Energy-Efficient Scheduling Mechanism for Indoor Wireless Sensor Networks

Energy efficiency is one of the most critical issues in wireless sensor networks, since the sensor nodes are usually battery powered. These energy-constrained sensor nodes are usually densely distributed in indoor environments, which leads to spatially correlated sensor data and low network efficiency. Thus, one way to improve energy efficiency is to reduce the redundancy caused by the correlated data. In this paper, a new sensor scheduling algorithm, based on data correlation, is proposed. The sensor nodes are clustered into groups by a new adaptive dual-metric K-means (DK-means) algorithm.
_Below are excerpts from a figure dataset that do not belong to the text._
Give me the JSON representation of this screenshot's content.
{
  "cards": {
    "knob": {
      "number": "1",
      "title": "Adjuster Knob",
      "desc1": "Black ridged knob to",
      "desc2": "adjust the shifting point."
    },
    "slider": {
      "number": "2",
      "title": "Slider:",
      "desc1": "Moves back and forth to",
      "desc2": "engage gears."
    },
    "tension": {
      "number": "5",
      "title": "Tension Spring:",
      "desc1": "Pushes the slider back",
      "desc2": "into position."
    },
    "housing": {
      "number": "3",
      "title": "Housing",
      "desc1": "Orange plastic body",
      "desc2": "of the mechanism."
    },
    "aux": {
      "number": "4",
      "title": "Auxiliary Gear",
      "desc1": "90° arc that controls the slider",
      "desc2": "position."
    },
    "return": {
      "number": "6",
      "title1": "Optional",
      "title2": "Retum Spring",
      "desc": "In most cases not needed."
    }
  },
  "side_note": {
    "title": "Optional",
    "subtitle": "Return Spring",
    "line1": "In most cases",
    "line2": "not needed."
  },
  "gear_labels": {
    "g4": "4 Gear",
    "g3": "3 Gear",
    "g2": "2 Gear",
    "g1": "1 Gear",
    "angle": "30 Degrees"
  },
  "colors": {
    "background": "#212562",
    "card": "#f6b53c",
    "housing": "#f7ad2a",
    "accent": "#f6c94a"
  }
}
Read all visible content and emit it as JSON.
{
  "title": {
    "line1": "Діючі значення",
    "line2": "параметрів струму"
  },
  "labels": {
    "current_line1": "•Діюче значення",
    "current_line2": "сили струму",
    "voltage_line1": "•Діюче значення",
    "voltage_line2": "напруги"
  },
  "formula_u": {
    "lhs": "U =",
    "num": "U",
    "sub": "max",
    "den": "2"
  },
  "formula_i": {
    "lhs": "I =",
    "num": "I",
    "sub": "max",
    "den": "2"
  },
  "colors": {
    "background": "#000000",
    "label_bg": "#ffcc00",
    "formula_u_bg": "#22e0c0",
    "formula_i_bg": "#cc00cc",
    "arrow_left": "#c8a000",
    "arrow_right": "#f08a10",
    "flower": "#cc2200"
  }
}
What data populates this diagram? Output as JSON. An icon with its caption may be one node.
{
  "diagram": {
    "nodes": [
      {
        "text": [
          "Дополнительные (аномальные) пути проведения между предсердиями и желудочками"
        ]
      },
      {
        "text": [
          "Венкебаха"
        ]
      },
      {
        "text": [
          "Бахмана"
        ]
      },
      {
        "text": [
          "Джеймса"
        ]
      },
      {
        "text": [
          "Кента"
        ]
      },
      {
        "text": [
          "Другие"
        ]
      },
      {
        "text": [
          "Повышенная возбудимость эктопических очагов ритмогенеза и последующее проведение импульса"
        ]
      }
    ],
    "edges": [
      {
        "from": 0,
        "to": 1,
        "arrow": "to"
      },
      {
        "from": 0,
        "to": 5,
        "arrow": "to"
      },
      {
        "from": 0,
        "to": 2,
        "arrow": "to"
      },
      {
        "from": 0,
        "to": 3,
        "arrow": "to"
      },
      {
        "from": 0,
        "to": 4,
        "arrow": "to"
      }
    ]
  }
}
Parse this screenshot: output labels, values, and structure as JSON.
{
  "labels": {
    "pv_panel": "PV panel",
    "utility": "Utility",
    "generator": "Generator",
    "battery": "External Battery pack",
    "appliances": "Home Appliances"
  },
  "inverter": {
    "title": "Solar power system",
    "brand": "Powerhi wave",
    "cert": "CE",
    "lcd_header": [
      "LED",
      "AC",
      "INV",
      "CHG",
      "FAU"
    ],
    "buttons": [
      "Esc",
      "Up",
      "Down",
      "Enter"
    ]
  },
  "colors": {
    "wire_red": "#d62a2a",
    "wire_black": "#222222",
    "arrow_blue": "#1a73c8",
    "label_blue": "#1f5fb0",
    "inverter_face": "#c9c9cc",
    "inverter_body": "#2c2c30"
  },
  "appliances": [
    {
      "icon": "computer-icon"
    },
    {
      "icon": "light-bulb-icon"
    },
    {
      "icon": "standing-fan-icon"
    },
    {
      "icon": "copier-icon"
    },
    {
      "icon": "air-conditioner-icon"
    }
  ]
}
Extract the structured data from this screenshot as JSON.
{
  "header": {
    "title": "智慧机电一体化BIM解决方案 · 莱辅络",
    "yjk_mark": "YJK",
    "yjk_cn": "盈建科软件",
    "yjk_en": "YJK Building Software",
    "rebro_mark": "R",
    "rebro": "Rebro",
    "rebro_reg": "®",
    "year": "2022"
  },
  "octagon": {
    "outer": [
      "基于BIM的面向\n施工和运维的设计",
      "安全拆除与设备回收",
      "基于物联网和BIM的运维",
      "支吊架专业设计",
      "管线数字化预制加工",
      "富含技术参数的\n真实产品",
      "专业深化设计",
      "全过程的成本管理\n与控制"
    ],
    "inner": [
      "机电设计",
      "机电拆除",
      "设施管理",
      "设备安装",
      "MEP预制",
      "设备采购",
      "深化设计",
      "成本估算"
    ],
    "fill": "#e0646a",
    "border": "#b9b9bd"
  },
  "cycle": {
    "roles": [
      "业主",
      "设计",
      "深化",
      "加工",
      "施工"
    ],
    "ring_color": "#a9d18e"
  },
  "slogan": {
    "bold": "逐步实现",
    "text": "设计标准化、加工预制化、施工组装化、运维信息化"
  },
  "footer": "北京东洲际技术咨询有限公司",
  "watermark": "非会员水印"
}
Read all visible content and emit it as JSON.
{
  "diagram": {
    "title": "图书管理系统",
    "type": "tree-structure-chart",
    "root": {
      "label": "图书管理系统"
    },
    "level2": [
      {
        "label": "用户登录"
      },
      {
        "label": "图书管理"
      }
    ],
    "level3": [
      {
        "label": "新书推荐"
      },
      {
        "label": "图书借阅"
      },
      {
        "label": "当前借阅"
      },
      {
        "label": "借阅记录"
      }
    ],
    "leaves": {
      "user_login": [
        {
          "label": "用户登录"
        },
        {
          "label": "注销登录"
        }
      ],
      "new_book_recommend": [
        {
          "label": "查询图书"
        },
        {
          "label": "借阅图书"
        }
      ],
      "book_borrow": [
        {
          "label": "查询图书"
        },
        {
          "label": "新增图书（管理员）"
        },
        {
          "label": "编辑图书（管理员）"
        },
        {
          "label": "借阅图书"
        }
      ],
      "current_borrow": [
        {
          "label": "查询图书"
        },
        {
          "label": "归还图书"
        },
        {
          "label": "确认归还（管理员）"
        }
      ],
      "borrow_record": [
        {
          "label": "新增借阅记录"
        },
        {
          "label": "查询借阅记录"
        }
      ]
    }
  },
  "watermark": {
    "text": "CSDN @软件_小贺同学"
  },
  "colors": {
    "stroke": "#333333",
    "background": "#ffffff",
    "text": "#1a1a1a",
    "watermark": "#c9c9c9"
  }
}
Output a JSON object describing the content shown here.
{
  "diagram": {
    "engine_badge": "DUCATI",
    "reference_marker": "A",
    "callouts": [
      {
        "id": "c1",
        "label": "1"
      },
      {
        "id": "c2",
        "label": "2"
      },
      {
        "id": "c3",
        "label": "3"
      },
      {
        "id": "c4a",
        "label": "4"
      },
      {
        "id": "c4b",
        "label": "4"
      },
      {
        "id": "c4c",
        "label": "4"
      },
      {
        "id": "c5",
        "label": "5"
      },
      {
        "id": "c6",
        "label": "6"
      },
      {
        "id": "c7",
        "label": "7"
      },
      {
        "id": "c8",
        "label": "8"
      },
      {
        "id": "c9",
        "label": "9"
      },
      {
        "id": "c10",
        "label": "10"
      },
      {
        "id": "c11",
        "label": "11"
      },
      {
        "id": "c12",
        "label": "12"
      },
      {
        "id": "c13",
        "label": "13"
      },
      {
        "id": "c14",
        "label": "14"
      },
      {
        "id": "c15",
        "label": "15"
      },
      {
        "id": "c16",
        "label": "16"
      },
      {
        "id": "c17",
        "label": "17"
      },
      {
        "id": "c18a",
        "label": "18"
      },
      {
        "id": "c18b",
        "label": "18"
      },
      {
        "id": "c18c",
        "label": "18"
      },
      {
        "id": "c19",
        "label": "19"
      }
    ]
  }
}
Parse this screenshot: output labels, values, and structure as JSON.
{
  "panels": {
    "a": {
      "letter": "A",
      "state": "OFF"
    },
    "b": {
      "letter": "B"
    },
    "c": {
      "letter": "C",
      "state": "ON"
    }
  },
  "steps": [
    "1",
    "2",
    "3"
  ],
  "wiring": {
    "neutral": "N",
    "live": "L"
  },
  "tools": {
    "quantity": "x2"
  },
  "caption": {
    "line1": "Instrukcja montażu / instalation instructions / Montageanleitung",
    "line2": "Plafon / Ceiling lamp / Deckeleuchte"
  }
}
Within each group, the sensor nodes take turns to work as a group representative and transmit data to the sink. Thus, the energy consumed by the redundant transmissions of the correlated sensor data is saved. Performance evaluation of the proposed mechanism is conducted through OPNET simulations. The simulation results show that the adaptive DK-means algorithm significantly improves data reliability, as compared to the adaptive K-means algorithm. Furthermore, this improvement in reliability is achieved with minimal cost in terms of complexity. Finally, it is shown that the proposed sensor scheduling algorithm achieves energy savings of up to 58%, as compared to the baseline ZigBee protocol.